Implications for the survival or collapse of certain Pacific Islands societies published in Nature

University of Hawaiʻi at Mānoa
Contact:
Barry Rolett, (808) 956-7546
Associate Professor of Anthropology
Posted: Oct 8, 2004

Why were some Pacific islands deforested before Western contact while others retained native or introduced tree growth? And what does the answer say about the rest of the world?

Writing in a recent issue of the journal Nature, University of Hawaiʻi at Mānoa anthropologist Barry Rolett and UCLA geographer Jared Diamond identify nine environmental factors that predispose toward deforestation and reforestation. Their model not only predicts as most vulnerable three islands that were completely deforested—Necker, Nihoa and Easter Islands—but it also may be useful in explaining why the Fertile Crescent and Mayan society collapsed while Japan and highland New Guinea thrived.

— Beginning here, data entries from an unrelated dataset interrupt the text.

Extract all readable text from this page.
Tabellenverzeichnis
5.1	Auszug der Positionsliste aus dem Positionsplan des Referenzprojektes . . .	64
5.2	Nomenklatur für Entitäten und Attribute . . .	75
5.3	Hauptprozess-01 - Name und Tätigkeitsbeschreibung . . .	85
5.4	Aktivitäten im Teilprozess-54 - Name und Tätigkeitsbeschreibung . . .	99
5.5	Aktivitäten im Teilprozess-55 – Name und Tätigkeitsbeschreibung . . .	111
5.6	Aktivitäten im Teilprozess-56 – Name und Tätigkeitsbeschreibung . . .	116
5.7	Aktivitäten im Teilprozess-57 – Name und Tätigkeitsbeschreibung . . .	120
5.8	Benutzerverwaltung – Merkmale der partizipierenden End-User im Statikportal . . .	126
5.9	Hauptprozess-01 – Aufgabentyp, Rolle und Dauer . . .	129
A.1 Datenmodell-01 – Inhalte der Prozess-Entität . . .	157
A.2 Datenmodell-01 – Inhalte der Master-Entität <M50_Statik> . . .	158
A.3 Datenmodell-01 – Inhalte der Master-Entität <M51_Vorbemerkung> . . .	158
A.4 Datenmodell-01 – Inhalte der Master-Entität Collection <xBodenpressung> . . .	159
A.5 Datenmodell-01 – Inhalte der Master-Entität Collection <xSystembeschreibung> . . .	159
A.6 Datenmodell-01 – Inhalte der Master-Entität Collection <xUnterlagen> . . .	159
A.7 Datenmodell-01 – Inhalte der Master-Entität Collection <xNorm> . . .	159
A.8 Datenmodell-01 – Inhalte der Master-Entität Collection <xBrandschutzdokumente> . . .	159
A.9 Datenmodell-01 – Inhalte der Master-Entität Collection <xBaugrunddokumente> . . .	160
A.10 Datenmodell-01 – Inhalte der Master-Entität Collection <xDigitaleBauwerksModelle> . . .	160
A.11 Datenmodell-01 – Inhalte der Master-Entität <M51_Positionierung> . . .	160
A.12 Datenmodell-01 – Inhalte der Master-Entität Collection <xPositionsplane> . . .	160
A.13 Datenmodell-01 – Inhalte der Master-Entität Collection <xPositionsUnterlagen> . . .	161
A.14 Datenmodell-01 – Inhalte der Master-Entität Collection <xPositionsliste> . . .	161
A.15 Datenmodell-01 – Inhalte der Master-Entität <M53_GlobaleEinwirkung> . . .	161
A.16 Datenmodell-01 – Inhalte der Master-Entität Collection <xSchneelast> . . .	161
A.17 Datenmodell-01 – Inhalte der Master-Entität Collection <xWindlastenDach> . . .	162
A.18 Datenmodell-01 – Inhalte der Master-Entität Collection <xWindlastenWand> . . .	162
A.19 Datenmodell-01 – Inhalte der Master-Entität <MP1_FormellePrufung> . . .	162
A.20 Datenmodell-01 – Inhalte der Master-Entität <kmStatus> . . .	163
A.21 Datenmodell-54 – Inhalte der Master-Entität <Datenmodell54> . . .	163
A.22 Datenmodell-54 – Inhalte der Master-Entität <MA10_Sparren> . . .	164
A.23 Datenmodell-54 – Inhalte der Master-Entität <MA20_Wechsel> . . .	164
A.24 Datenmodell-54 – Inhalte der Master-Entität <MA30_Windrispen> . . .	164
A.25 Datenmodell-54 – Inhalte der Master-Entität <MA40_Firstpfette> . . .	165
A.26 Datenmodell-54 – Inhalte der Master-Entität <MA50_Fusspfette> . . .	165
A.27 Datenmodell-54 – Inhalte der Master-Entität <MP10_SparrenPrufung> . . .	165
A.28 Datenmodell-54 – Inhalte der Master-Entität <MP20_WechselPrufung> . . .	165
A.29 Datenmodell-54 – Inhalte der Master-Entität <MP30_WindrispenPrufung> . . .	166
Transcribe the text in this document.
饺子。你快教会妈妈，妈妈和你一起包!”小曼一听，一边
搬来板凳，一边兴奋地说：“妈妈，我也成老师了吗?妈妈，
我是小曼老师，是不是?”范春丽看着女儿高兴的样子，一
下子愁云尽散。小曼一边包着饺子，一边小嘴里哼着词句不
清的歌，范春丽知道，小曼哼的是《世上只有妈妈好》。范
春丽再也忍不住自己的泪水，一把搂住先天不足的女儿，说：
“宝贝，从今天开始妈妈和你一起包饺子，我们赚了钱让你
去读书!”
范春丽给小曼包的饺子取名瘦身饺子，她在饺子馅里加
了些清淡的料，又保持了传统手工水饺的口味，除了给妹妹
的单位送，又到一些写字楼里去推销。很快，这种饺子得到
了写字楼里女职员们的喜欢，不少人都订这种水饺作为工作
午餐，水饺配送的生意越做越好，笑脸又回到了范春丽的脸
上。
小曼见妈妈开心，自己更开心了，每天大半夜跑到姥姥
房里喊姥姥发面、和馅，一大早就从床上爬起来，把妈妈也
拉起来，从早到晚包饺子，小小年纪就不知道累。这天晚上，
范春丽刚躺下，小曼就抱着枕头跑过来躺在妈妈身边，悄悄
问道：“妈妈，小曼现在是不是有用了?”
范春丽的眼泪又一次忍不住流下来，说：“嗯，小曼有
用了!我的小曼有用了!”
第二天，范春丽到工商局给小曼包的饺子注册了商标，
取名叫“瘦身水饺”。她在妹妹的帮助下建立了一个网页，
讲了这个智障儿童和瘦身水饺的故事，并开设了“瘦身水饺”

The pair, whose collaboration started after Diamond visited Hawaiʻi as part of UH Mānoa‘s Distinguished Lecture Series in 2000, coded Pacific islands for the amount of deforestation and forest replacement based on the observations of early European visitors. They used four types of statistical analysis to weigh nine variables. Predisposing islands to deforestation are:

· low rainfall, which slows plant growth and increases risk from fire;

· higher latitudes, where cooler temperatures slow plant growth;

· age, because soil nutrients are lost over time;

· distance from fallout that replenish soil nutrients—volcanoes that generate ash fallout and Central Asia, which contributes to atmospheric dust;

· low elevation—mountains rains provide water and capture atmospheric dust, and streams carry nutrients to the lowlands;

· small and isolated—limiting diversity of tree species and inaccessible areas and reducing trading and raiding as options for obtaining resources.

While they don‘t dismiss the impact of Polynesian societal practices on deforestation, Rolett and Diamond conclude that Easter Island‘s collapse had less to do with improvident actions than the fragile environment. They hope to see their analysis further refined and extended to other societies and locations.